During an appearance on Meet The Press Sunday morning, Sen. Bob Corker (R-TN) repeatedly dodged host David Gregory’s questions on whether or not he would be willing to accept increases on the wealthiest Americans’ tax rates in a deal to prevent the nation from going over the so-called “fiscal cliff.”
Instead, Corker referred to his own recently-proposed plan to raise revenue through closing tax loopholes. When pressed by Gregory on whether this would be the only revenue source that he would consider in a deal, he replied that revenues through capping deductions and eliminating loopholes would be a more “pro-growth” approach, but conspicuously did not rule out a rate hike on wealthier Americans’ marginal tax rates:
CORKER: Look, Speaker Boehner and Leader McConnell both have put revenues on the table.
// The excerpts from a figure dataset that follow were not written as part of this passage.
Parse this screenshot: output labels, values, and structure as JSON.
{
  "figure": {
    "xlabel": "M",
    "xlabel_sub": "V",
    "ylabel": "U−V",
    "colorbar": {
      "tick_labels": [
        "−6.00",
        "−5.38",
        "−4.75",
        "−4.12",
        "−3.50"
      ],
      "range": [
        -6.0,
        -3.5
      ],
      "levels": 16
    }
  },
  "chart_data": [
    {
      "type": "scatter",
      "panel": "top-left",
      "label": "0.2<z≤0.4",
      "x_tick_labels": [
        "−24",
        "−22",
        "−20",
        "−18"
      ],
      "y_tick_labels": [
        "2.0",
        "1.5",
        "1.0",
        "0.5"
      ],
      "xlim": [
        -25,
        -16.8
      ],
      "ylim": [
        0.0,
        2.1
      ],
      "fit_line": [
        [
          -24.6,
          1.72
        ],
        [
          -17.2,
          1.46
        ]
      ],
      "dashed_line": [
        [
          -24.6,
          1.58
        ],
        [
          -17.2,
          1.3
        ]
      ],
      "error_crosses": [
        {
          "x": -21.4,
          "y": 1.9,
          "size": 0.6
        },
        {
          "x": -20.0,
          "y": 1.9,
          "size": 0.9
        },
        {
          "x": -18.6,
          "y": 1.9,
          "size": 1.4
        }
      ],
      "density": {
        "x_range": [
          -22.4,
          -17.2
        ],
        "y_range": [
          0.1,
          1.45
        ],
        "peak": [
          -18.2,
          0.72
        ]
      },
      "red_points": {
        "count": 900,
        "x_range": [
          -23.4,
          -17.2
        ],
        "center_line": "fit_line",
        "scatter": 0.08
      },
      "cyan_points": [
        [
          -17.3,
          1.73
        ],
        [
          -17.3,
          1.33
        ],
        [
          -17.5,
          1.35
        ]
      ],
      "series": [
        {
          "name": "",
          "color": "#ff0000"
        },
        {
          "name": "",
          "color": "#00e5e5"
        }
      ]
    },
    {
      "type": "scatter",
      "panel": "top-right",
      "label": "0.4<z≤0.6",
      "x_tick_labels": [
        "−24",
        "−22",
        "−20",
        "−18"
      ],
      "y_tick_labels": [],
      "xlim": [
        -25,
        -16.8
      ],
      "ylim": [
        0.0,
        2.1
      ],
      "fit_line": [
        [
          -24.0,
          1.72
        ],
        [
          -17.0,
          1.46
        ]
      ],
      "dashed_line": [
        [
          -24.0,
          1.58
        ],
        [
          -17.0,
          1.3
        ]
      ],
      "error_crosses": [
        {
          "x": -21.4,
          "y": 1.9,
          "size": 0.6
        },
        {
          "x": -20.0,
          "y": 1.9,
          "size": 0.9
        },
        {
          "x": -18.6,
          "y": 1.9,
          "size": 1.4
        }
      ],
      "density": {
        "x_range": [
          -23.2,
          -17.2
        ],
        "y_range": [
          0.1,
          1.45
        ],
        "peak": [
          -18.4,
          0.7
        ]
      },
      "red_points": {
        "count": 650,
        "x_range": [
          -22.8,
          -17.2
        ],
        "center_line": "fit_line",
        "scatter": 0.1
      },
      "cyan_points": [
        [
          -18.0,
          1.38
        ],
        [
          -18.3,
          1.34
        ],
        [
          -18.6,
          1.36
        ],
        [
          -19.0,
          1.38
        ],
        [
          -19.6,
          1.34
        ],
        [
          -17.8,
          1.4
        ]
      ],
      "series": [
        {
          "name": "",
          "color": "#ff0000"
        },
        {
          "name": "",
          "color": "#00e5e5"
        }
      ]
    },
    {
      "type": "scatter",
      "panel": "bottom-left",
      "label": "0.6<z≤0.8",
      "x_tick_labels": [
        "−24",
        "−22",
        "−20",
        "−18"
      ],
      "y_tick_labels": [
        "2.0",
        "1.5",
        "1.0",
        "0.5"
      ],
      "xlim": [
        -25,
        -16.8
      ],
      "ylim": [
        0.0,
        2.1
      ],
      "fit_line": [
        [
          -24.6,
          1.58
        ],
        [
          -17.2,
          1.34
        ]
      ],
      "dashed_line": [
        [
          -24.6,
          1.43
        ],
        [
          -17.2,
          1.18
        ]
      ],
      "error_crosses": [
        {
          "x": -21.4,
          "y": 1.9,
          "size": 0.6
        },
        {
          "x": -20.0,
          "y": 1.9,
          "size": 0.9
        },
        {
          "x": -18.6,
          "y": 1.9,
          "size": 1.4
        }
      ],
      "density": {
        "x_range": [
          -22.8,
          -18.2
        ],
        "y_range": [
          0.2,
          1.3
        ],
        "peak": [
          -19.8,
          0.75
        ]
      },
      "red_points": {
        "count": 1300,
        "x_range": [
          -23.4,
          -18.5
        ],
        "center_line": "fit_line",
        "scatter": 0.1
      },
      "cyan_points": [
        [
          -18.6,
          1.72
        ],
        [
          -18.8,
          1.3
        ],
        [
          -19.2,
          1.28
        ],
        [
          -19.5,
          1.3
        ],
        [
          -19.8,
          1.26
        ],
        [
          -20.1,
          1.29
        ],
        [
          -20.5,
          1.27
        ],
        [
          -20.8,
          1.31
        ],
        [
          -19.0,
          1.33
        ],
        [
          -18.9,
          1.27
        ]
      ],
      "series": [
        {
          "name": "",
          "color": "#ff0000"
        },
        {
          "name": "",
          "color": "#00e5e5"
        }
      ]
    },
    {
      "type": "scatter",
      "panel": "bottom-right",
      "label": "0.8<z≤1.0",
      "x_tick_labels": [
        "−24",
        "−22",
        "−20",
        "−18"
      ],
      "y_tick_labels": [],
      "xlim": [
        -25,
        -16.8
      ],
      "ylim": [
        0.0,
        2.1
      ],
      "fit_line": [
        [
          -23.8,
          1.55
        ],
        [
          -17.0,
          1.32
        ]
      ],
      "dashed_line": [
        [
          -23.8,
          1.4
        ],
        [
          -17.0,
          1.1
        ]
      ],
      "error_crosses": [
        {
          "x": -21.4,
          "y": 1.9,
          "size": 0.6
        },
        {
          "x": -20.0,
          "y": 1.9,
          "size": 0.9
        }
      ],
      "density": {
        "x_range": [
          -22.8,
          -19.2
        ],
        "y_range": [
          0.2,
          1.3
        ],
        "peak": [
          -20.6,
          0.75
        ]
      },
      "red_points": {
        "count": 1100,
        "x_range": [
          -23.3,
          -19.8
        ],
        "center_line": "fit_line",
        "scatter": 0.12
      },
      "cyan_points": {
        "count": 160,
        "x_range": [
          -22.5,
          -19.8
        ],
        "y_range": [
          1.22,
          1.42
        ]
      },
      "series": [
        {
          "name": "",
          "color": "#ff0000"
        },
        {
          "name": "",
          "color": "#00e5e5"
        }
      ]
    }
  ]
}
DAVID GREGORY (HOST): Let’s just understand. Everybody in Washington says revenues. There’s increasing your tax rates and there’s finding other ways to raise tax revenue. And the distinction is important, because what republicans object to is raising your tax rates — Your actual marginal tax rates. That’s the distinction that you have to answer, right?
CORKER: Well, you can get there two ways. One of the ways is the way I proposed, which is closing loopholes. That’s a pro-growth way of getting more revenues from wealthy Americans. And I think, David, before this is all over with, there’s lots of machinations. There’s capital gains, dividends. And I think cooler heads will prevail. And I think we will resolve this. And that’s the very best thing we can do to get our economy going.
Republicans have been generally vague in outlining an acceptable compromise on Americans’ tax rates.
But an increasing number of GOP lawmakers have been backing away from absolutist dogma on increasing the wealthiest Americans’ tax rates in a deal with President Obama. Recently, prominent GOP senators such as Sen. Roy Blunt (R-MO) have signaled that they are open to increasing taxes in order to avert the “fiscal cliff.”
Last week, Corker also backed away from anti-tax purist Grover Norquist’s pledge to not raise taxes under any circumstances, asserting, “I am not obligated on the pledge.”